Sa naissance précéda de peu une ère d'expansion outre-mer pour la France. Vingt-quatre mois à peine avant que les colons ne s'établissent durablement en Guadeloupe, le 31 mars 1660, et sept ans avant que l'île de la Réunion ne devienne une terre française le 9 juillet 1665, le destin de Robert semblait encore ancré en métropole.

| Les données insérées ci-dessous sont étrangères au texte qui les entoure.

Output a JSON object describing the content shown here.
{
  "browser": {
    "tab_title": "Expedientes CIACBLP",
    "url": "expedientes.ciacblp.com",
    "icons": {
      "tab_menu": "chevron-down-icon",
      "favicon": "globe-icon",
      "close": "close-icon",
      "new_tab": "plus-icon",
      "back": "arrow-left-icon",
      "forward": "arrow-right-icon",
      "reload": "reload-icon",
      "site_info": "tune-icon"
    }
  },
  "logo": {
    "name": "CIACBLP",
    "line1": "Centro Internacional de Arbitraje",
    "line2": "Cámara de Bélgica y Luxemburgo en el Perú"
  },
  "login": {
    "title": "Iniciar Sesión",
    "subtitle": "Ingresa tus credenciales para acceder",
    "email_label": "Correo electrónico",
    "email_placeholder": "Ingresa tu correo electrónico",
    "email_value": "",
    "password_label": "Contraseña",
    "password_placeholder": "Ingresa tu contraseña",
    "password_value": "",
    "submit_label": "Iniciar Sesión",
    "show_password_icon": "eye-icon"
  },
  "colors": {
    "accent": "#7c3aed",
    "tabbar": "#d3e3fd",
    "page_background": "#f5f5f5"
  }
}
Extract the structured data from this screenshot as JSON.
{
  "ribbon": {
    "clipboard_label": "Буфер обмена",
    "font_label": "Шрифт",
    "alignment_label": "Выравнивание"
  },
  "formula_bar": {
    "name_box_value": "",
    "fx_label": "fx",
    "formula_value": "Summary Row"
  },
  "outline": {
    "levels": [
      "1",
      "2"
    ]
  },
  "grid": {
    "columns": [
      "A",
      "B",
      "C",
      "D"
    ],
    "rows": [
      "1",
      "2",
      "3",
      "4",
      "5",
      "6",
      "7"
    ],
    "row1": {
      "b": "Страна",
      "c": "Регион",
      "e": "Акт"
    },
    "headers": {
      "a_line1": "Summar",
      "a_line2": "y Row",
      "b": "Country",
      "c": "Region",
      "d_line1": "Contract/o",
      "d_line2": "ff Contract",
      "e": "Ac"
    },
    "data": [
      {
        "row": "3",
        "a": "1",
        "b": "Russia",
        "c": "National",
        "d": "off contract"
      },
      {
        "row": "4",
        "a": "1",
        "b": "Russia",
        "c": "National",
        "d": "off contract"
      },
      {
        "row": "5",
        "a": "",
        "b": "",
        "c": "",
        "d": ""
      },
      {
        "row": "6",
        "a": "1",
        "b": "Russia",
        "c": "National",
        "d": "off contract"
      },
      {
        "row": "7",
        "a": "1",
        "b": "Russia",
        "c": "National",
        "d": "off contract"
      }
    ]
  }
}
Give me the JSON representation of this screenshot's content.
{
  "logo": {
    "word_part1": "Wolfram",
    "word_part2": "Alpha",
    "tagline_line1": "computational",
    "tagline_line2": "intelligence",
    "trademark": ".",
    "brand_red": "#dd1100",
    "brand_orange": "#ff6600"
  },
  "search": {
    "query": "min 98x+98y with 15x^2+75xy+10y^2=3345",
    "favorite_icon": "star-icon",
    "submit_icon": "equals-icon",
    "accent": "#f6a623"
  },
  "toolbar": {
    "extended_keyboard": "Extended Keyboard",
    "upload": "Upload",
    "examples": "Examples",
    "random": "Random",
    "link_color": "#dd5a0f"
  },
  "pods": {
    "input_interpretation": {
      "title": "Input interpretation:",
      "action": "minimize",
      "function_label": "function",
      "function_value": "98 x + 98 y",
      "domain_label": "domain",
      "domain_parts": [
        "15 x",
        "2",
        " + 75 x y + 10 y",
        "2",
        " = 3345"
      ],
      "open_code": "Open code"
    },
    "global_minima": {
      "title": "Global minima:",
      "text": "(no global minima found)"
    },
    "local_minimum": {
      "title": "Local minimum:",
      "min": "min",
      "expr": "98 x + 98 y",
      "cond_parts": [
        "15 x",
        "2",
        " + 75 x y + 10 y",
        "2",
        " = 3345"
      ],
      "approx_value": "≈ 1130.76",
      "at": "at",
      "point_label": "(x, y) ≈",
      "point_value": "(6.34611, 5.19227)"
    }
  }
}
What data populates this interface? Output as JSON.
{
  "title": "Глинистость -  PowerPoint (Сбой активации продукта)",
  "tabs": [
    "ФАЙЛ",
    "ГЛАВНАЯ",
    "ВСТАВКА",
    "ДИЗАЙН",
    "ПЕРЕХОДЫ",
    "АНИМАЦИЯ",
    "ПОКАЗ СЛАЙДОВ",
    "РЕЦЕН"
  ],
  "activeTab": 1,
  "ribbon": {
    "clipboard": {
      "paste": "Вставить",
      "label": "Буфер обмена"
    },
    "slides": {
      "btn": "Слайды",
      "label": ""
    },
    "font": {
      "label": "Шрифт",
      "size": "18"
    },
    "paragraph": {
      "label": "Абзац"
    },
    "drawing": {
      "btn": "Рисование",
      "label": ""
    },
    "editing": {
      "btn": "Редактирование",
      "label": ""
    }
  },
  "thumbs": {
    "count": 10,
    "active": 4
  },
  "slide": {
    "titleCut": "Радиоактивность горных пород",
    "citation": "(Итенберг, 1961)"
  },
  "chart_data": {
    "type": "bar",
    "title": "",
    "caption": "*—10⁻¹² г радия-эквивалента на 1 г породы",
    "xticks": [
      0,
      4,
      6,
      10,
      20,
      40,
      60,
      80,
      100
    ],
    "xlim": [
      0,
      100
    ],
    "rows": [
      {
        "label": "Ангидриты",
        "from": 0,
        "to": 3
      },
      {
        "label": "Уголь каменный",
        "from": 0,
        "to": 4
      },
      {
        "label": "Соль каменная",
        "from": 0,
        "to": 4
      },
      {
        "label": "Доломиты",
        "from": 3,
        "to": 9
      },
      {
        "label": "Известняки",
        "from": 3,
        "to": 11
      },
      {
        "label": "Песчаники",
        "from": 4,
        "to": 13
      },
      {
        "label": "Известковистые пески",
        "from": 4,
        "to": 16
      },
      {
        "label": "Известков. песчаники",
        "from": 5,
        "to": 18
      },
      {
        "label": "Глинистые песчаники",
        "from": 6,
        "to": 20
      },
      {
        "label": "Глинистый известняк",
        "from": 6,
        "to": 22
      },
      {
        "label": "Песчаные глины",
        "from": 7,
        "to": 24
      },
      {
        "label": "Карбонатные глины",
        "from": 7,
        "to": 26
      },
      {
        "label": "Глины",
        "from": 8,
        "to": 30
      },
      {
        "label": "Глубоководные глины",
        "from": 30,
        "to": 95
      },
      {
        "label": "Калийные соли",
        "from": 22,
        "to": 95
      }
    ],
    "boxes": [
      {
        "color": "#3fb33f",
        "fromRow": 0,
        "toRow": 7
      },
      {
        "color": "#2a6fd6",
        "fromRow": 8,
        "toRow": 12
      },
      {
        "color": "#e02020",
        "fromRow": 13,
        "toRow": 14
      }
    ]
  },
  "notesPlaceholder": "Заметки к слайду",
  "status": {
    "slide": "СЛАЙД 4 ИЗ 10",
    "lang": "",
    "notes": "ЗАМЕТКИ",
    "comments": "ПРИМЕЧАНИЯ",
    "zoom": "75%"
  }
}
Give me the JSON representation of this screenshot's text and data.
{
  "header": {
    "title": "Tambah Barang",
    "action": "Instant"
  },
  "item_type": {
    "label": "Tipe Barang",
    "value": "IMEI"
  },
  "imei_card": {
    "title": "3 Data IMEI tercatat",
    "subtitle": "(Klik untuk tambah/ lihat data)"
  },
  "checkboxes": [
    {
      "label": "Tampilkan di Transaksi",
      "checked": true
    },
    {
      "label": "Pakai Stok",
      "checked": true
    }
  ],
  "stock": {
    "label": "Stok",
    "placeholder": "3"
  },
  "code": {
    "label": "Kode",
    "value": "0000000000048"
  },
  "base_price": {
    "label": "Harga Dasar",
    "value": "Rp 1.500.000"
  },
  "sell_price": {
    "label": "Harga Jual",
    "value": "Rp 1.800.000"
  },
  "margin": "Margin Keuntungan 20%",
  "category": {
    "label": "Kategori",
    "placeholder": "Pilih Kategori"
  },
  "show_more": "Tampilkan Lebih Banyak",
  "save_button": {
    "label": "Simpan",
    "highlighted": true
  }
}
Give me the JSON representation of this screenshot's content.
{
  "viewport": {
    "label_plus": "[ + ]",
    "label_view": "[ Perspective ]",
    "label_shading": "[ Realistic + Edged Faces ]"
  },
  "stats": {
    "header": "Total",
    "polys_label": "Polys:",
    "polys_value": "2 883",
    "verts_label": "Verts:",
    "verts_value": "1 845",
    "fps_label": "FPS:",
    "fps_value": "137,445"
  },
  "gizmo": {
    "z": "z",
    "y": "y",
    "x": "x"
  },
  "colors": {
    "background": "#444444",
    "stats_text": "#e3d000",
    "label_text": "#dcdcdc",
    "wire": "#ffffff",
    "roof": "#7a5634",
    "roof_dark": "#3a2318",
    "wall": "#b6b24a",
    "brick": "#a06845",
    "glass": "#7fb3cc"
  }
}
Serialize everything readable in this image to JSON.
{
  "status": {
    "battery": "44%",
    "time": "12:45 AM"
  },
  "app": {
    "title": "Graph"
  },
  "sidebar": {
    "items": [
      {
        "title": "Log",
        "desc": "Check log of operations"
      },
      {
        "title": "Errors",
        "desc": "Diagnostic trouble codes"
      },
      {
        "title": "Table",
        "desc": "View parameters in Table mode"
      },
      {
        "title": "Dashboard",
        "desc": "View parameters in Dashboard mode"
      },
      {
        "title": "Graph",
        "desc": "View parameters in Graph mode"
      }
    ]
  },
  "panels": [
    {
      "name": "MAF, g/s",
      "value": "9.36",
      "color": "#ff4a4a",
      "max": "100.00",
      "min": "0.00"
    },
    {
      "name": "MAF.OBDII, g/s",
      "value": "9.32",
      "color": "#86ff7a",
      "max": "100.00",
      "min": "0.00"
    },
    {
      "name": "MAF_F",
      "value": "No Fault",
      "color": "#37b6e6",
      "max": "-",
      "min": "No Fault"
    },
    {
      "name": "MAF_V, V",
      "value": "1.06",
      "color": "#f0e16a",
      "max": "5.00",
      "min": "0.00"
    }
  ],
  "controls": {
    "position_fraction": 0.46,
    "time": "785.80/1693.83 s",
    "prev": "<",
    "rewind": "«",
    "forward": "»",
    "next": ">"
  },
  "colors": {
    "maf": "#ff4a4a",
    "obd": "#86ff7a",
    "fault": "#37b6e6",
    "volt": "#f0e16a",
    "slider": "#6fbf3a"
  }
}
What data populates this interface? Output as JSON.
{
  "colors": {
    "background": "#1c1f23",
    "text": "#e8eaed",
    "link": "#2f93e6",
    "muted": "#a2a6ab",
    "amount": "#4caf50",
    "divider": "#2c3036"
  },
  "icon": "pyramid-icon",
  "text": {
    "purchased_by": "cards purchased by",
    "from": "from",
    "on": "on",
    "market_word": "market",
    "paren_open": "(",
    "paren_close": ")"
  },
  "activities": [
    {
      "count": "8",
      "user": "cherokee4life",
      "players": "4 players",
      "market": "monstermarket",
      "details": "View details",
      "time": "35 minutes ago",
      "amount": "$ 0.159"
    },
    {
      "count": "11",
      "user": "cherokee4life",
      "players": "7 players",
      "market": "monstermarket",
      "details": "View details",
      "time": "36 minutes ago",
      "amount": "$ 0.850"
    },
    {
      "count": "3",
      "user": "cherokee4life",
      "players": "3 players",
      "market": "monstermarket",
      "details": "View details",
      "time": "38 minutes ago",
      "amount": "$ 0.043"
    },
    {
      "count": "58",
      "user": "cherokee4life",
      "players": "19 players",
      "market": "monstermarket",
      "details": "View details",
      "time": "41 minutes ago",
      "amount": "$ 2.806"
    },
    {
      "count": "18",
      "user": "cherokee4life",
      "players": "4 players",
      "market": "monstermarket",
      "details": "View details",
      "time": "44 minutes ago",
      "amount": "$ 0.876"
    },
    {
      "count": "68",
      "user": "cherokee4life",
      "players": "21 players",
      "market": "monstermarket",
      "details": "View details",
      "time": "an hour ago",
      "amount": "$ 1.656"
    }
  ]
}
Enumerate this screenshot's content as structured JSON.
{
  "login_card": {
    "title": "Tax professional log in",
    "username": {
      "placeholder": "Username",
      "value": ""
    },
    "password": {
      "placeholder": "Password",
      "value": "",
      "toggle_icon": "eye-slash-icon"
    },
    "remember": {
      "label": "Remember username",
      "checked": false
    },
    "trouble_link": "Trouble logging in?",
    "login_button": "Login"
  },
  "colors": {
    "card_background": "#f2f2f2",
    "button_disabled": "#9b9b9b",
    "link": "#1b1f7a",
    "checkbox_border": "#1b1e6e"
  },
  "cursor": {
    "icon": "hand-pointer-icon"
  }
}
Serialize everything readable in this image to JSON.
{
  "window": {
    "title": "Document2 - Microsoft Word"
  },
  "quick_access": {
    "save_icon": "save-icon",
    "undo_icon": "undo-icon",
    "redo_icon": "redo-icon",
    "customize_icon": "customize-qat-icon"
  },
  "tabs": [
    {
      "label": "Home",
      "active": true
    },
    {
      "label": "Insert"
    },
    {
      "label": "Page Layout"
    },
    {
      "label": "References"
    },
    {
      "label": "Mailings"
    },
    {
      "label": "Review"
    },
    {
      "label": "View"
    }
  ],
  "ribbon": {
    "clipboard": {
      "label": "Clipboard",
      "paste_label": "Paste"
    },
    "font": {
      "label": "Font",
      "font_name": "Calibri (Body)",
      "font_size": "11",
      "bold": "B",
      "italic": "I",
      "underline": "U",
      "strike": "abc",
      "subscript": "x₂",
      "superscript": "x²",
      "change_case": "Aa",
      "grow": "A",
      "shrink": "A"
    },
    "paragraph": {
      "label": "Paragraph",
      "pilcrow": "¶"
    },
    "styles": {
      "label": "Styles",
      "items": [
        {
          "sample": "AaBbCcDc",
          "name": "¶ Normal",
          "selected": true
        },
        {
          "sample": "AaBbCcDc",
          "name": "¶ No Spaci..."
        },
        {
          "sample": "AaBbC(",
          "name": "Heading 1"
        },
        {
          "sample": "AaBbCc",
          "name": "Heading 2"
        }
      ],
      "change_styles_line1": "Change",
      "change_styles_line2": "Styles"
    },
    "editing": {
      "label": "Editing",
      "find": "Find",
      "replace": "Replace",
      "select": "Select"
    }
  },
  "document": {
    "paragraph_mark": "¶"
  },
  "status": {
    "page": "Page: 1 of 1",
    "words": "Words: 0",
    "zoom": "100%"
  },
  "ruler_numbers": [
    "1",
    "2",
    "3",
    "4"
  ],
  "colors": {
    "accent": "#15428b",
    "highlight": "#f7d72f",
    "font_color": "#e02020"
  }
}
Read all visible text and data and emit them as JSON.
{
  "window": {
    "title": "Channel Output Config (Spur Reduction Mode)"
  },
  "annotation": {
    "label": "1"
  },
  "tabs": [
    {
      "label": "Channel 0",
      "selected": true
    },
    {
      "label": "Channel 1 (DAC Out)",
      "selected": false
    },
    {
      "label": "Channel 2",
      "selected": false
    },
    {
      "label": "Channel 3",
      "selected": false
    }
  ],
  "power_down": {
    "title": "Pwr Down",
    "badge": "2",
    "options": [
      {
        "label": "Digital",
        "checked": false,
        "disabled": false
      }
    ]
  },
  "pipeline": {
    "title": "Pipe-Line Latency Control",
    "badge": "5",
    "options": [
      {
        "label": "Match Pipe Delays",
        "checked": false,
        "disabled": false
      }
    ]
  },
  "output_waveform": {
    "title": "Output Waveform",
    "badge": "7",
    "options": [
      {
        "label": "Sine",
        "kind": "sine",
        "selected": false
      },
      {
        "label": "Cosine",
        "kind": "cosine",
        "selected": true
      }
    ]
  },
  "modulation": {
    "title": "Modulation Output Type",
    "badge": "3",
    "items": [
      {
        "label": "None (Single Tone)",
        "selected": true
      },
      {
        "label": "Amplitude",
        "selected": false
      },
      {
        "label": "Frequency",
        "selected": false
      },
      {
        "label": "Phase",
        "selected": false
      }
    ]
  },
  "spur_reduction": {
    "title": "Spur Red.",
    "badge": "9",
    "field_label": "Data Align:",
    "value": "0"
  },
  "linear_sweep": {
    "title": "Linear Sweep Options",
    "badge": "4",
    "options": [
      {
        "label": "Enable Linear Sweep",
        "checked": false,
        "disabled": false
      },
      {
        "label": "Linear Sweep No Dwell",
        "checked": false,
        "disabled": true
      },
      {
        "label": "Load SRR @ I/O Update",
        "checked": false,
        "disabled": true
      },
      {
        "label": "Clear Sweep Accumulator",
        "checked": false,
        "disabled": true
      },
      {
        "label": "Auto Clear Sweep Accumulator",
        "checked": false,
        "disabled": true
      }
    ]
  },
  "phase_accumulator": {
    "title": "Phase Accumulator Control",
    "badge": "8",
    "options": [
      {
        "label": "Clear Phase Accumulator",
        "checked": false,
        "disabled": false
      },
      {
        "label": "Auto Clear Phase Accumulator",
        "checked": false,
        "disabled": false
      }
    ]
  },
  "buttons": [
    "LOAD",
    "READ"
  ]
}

Pourtant, le grand vent de l'histoire allait souffler sur sa vie. En 1685, un an avant son propre départ pour l'île Bourbon, la France fut secouée par la révocation de l'Édit de Nantes, le 17 octobre, connu sous le nom d'Édit de Fontainebleau. Cette décision royale interdisait le culte protestant, déclenchant les terribles dragonnades – conversions forcées au catholicisme souvent synonymes de massacres – et poussant à l'exil de nombreux citoyens. Ne pouvant sonder les profondeurs de son lignage pour y déceler d'éventuelles accointances protestantes, Robert aurait-il saisi cette occasion, ce tumulte national, pour s'embarquer vers les horizons lointains de l'île Bourbon en 1686, fuyant une métropole en proie aux persécutions ?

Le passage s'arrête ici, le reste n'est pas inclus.